Say you're new in town and looking for a general practitioner. Someone, perhaps a co-worker or your health plan handbook, has given you the name of Dr. Ronald Sockolov, who's been practicing in Sacramento since the early 1980s.
So, being the Web-savvy and proactive patient you are, you fire up the search engine and Google the doc.
Up pop a bevy of Web sites with names such as rateMDs.com, vitals.com, drscore.com, healthgrades.com. Heck, even Angie's List, the ubiquitous consumer rating service, has started reviewing doctors alongside plumbers and painters.
Hundreds of physicians in the Sacramento area, from plastic surgeons to ob/gyns, are having their practices and personalities evaluated by a handful of doctor-rating Web sites that have launched in the past few years. Consumers make the calls at these sites.
By clicking on rateMDs.com, for instance, you'll find a bevy of real-life anecdotes that will help you determine whether Sockolov is the doctor for you.

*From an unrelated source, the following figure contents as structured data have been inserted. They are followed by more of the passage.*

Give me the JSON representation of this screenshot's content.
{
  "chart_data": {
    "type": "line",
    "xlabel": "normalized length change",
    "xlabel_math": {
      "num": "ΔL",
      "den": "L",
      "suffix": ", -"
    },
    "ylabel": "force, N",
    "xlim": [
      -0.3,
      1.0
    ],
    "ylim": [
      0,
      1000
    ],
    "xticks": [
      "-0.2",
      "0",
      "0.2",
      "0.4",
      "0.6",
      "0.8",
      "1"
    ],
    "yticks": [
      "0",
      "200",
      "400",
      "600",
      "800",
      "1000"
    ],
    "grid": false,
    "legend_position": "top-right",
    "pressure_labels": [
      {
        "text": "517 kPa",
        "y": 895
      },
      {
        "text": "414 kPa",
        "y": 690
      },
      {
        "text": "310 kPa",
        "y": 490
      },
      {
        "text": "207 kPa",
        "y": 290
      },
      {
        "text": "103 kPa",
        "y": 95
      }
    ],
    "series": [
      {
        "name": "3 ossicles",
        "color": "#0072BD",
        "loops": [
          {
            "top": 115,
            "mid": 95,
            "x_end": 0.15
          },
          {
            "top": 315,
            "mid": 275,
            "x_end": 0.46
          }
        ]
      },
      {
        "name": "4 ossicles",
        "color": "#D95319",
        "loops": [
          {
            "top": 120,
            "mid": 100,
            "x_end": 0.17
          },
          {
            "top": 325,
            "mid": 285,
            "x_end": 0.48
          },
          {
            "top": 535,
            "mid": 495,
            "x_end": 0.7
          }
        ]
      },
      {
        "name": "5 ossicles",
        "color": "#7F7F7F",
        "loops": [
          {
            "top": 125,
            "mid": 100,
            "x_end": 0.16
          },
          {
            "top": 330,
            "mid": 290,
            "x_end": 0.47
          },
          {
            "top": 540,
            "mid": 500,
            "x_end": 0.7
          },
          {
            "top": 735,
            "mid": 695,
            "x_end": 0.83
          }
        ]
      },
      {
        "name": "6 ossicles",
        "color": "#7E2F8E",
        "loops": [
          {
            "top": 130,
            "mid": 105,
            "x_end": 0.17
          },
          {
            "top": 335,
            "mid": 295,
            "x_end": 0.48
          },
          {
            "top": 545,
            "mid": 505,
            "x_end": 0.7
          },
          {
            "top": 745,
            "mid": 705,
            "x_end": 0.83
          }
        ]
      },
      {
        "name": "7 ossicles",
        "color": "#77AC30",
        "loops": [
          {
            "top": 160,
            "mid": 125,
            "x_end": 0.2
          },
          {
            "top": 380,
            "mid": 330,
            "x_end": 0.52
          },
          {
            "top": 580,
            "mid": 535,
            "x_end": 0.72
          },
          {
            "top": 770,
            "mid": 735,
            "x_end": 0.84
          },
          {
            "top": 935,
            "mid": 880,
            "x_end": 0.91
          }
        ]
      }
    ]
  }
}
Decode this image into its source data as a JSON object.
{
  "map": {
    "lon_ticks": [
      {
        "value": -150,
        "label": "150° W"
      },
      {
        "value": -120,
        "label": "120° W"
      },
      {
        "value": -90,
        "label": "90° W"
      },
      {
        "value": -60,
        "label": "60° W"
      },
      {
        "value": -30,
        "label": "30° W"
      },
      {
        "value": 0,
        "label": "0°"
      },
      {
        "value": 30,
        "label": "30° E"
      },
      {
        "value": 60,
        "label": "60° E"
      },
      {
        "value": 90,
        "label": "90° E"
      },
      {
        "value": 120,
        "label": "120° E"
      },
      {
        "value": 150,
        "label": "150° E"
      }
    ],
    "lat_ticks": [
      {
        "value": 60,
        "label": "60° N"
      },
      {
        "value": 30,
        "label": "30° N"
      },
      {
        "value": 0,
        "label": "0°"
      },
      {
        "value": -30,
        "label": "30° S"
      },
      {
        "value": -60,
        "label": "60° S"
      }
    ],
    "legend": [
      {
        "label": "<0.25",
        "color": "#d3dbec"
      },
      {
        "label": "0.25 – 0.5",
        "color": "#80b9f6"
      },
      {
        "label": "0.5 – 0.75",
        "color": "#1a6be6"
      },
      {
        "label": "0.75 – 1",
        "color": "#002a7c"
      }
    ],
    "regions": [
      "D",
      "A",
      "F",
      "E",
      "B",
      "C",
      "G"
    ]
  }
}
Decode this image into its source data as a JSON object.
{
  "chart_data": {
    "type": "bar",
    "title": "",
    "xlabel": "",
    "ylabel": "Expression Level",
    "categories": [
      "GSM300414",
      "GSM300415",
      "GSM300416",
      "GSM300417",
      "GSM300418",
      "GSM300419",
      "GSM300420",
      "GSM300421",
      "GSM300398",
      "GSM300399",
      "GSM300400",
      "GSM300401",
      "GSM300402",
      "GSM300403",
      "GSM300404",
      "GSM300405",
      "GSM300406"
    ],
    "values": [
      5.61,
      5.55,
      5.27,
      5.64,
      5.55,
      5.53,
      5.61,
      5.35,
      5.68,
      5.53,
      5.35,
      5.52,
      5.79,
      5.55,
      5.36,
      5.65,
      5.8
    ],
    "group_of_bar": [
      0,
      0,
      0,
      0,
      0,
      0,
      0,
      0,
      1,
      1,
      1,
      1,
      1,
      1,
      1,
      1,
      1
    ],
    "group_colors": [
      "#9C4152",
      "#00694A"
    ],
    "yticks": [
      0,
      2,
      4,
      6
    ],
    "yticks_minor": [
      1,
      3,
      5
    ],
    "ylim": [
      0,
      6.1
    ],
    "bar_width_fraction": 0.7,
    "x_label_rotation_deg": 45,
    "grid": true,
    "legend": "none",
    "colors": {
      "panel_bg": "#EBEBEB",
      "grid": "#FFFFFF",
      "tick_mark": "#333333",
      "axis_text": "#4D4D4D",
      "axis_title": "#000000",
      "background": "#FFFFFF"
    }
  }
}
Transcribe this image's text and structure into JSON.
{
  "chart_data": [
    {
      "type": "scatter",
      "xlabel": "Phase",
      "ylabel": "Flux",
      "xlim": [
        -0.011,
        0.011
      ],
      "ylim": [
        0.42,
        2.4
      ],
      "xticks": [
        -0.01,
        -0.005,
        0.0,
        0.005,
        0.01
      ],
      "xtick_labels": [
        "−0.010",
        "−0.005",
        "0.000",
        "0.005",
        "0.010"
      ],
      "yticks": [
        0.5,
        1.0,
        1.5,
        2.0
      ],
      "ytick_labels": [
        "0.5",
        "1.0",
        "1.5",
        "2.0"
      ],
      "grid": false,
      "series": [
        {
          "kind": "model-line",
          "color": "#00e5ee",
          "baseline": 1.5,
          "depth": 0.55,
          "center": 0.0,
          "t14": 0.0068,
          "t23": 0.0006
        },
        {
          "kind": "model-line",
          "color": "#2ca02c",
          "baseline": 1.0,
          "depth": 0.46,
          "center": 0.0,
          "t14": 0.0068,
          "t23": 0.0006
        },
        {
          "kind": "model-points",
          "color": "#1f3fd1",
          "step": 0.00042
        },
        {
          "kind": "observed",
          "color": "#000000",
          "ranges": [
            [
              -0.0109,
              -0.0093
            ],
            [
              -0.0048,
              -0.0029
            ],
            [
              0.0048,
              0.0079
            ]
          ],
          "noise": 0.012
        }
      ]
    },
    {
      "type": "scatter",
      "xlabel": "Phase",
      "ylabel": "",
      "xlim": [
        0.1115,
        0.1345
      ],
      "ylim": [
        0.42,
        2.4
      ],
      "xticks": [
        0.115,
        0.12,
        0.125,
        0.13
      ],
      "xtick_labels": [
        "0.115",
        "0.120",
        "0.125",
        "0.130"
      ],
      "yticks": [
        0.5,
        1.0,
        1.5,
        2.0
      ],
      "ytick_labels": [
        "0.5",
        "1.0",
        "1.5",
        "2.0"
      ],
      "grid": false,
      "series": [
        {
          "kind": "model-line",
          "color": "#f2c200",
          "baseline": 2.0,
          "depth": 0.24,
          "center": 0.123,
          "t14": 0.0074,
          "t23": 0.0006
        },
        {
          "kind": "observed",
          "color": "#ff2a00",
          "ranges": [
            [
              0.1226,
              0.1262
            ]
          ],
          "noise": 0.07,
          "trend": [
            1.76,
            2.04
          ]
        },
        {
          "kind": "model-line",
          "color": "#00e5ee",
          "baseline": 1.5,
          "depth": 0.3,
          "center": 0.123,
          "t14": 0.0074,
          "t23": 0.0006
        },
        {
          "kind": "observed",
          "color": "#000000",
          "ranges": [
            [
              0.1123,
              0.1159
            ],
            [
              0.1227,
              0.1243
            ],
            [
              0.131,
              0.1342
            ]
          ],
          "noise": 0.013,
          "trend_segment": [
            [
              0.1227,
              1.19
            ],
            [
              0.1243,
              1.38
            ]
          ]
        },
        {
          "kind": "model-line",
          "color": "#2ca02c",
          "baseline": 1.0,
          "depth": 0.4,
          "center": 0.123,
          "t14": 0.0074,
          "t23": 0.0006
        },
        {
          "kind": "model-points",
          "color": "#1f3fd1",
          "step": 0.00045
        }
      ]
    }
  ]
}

Patient comments range from "professional, courteous and knowledgeable" to "totally uninterested and didn't answer my questions."
Depending on the posting, Sockolov is praised for "quickly giving patients referrals" or criticized for a "reluctance to order MRIs and prescribe pain medicine."
Overall, rateMDs.com gave Sockolov a 3.2 rating (5 being the best). Want a second opinion? Over at vitals.com, Sockolov was awarded a 2.1 (4 being the best) for bedside manner and 2.6 for accurate diagnosis.
Anonymous comments sting
Naturally this being the Internet all the comments were anonymous.
"People want to vent, I guess, and that's how they do it," says Sockolov, who took the praise and the criticism with equanimity. "I'd prefer they come in here to my office and vent.
"Unless there's some constructive criticism on these sites, I'd hope my patients would feel comfortable talking to me or even sending me an anonymous note directly. But if you're really unhappy, then by all means find another doctor."
The Web sites are empowering patients who have long felt their voices went unheard and their responses unheeded by health care providers. Maybe by holding doctors accountable for things such as wait times and willingness to answer questions, better customer service will result.
But the comments are anathema to many physicians, who feel the sites' willingness to accept anonymous responses breeds negativity and leads to vindictive, unfair postings that can seriously hurt a practice.
If it's any solace to physicians, a 2008 Harris Interactive poll found that, although 80 percent of adults use the Internet for medical information, only 2 percent of those surveyed say they have changed doctors based on information from a rating site. Some 22 percent of respondents say they have logged on to the rating sites.
American Medical Association president Nancy H. Nielsen, acknowledging that the patient-physician relationship can be fraught, says anonymous postings have many pitfalls.
"Choosing a physician is more complicated than choosing a good restaurant, and patients owe it to themselves to use the best available resources when making important decisions," Nielsen says. "Online opinions of physicians should be taken with a grain of salt and should certainly not be a patient's sole source of information."
Most complaints are about service
Sunnyvale businessman John Swapceinski, who launched rateMDs.com in 2004, says state databases simply don't tell patients what they really want to know about a doctor.
"When it comes down to it, most complaints about doctors are customer service-related and communication issues," he says. "Listen, anything that people spend money on needs to have transparency and be open to criticism."
Proof of the need for doctor ratings, Swapceinski says, comes from the traffic on his site: 450,000 visitors a month and more than 600 fresh postings daily.
Not all the sites are as candid and vitriolic as rateMDs.com. Scott Shapiro, spokesman for healthgrades.com, says users are allowed only to rank a doctor numerically. "We don't allow patients to write a treatise about their issues," he says.